What Is a "Vintage"?

A vintage is one release of a dataset. OEWS publishes annually with a May reference period, so 2021.05, 2022.05, and 2023.05 are three vintages of the same dataset. Each vintage is a complete snapshot — not a diff.

The Naive Approach (and Why It Breaks)

The simplest approach: load each vintage independently. Each vintage creates its own dimension rows. OEWS 2021 creates geography key 1 for "National", OEWS 2022 creates geography key 2 for "National", OEWS 2023 creates geography key 3 for "National".

Now try to compute year-over-year change in employment for a national-level occupation. You need to join facts from 2021 and 2023 on geography — but they have different geography keys for the same physical area. The join produces zero rows.
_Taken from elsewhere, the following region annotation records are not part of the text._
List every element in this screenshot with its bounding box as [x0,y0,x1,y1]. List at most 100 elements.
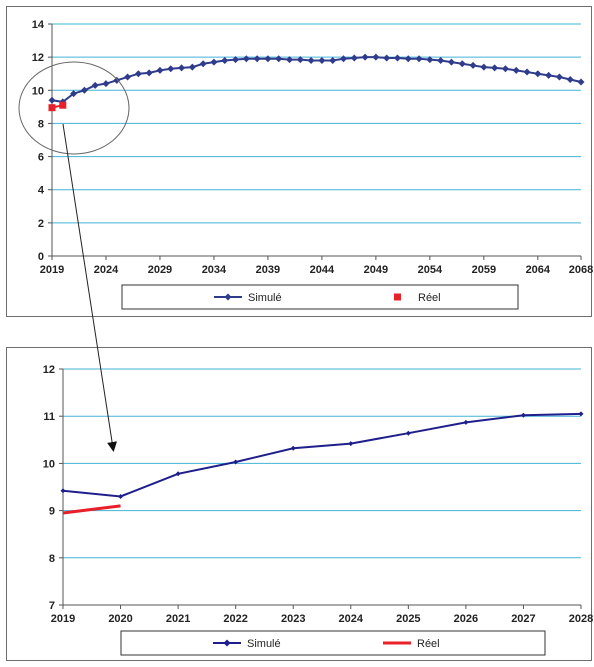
legend-swatch [394,293,401,301]
x-tick-label: 2019 [40,264,64,276]
data-point [275,55,283,63]
x-tick-label: 2049 [364,264,388,276]
y-tick-label: 12 [43,364,55,376]
x-tick-label: 2044 [310,264,335,276]
legend-swatch-marker [224,293,232,301]
legend-swatch-marker [223,639,231,647]
data-point [555,73,563,81]
data-point [118,493,124,499]
data-point [178,64,186,72]
data-point [242,55,250,63]
data-point [534,70,542,78]
x-tick-label: 2064 [526,264,551,276]
data-point [437,56,445,64]
data-point [415,55,423,63]
data-point [264,55,272,63]
data-point [134,70,142,78]
plot-area [63,369,581,605]
zoom-callout-arrow [62,123,118,452]
legend [121,284,519,310]
x-tick-label: 2024 [339,613,364,625]
x-tick-label: 2022 [223,613,247,625]
data-point [167,65,175,73]
y-tick-label: 6 [38,152,44,164]
x-tick-label: 2034 [202,264,227,276]
data-point [523,68,531,76]
x-tick-label: 2027 [511,613,535,625]
x-tick-label: 2068 [569,264,593,276]
y-tick-label: 12 [32,52,44,64]
y-tick-label: 0 [38,251,44,263]
y-tick-label: 7 [49,600,55,612]
data-point [307,56,315,64]
zoom-chart-frame: 7 8 9 10 11 12 2019 2020 2021 2022 2023 2024 2025 202… [6,347,593,661]
data-point [383,54,391,62]
data-point [566,76,574,84]
x-tick-label: 2028 [569,613,593,625]
data-point [458,60,466,68]
data-point [145,69,153,77]
x-tick-label: 2023 [281,613,305,625]
data-point [577,78,585,86]
data-point [405,430,411,436]
data-point [318,56,326,64]
data-point [491,64,499,72]
x-tick-label: 2026 [454,613,478,625]
data-point [512,66,520,74]
data-point [253,55,261,63]
data-point [286,56,294,64]
data-point [91,81,99,89]
series-line-reel [62,504,121,515]
data-point [59,101,67,109]
x-tick-label: 2020 [108,613,132,625]
zoom-chart: 7 8 9 10 11 12 2019 2020 2021 2022 2023 2024 2025 202… [43,364,593,656]
x-tick-label: 2054 [418,264,443,276]
overview-chart-frame: 0 2 4 6 8 10 12 14 2019 2024 2029 2034 2039 2044 2049 2… [6,6,593,317]
legend [120,630,546,656]
data-point [296,56,304,64]
x-tick-label: 2021 [166,613,190,625]
data-point [199,60,207,68]
y-tick-label: 11 [43,411,55,423]
data-point [545,71,553,79]
x-tick-label: 2019 [51,613,75,625]
legend-label: Réel [417,638,440,650]
data-point [350,54,358,62]
data-point [221,56,229,64]
data-point [70,90,78,98]
zoom-region-ellipse [18,61,130,155]
data-point [348,441,354,447]
data-point [469,61,477,69]
data-point [48,96,56,104]
overview-chart: 0 2 4 6 8 10 12 14 2019 2024 2029 2034 2039 2044 2049 2… [32,19,593,310]
legend-label: Simulé [247,638,281,650]
data-point [60,488,66,494]
x-tick-label: 2024 [94,264,119,276]
data-point [232,56,240,64]
data-point [124,73,132,81]
data-point [48,104,56,112]
data-point [113,76,121,84]
data-point [426,56,434,64]
data-point [447,58,455,66]
data-point [175,471,181,477]
y-tick-label: 10 [43,458,55,470]
data-point [393,54,401,62]
y-tick-label: 2 [38,218,44,230]
data-point [339,55,347,63]
data-point [210,58,218,66]
data-point [361,53,369,61]
data-point [102,80,110,88]
data-point [501,65,509,73]
data-point [80,86,88,94]
data-point [520,412,526,418]
legend-label: Réel [418,292,441,304]
data-point [156,66,164,74]
y-tick-label: 4 [38,185,45,197]
data-point [290,445,296,451]
data-point [578,411,584,417]
y-tick-label: 9 [49,506,55,518]
plot-area [52,24,581,256]
y-tick-label: 8 [38,118,44,130]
The problem: Per-vintage dimension keys make cross-vintage analysis impossible because the same real-world entity gets different surrogate keys in each vintage.

The Fix: Deduplicate on Business Key

Geography doesn't change between vintages. North Carolina is still North Carolina. So the geography dimension should check for existing rows using only the business key (geo_type + geo_code), not the source release. If a matching row exists, reuse its surrogate key.

Before (broken)

WHERE geo_type = ? AND geo_code = ? AND source_release_id = ?

After (correct)

WHERE geo_type = ? AND geo_code = ?

This single change — removing source_release_id from the geography lookup — is what makes cross-vintage time-series analysis possible.

Manifest-Based Vintage Management

The source manifest (config/source_manifest.yaml) uses suffix-based naming for vintages:

- dataset_name: oews_national_2021
  dataset_url: https://www.bls.gov/oes/special-requests/oesm21nat.zip
- dataset_name: oews_national_2022
  dataset_url: https://www.bls.gov/oes/special-requests/oesm22nat.zip
- dataset_name: oews_national_2023
  dataset_url: https://www.bls.gov/oes/special-requests/oesm23nat.zip

The orchestrator pairs national + state entries by matching their suffix: oews_national_2021 pairs with oews_state_2021. This convention is simple, extensible, and easy to debug.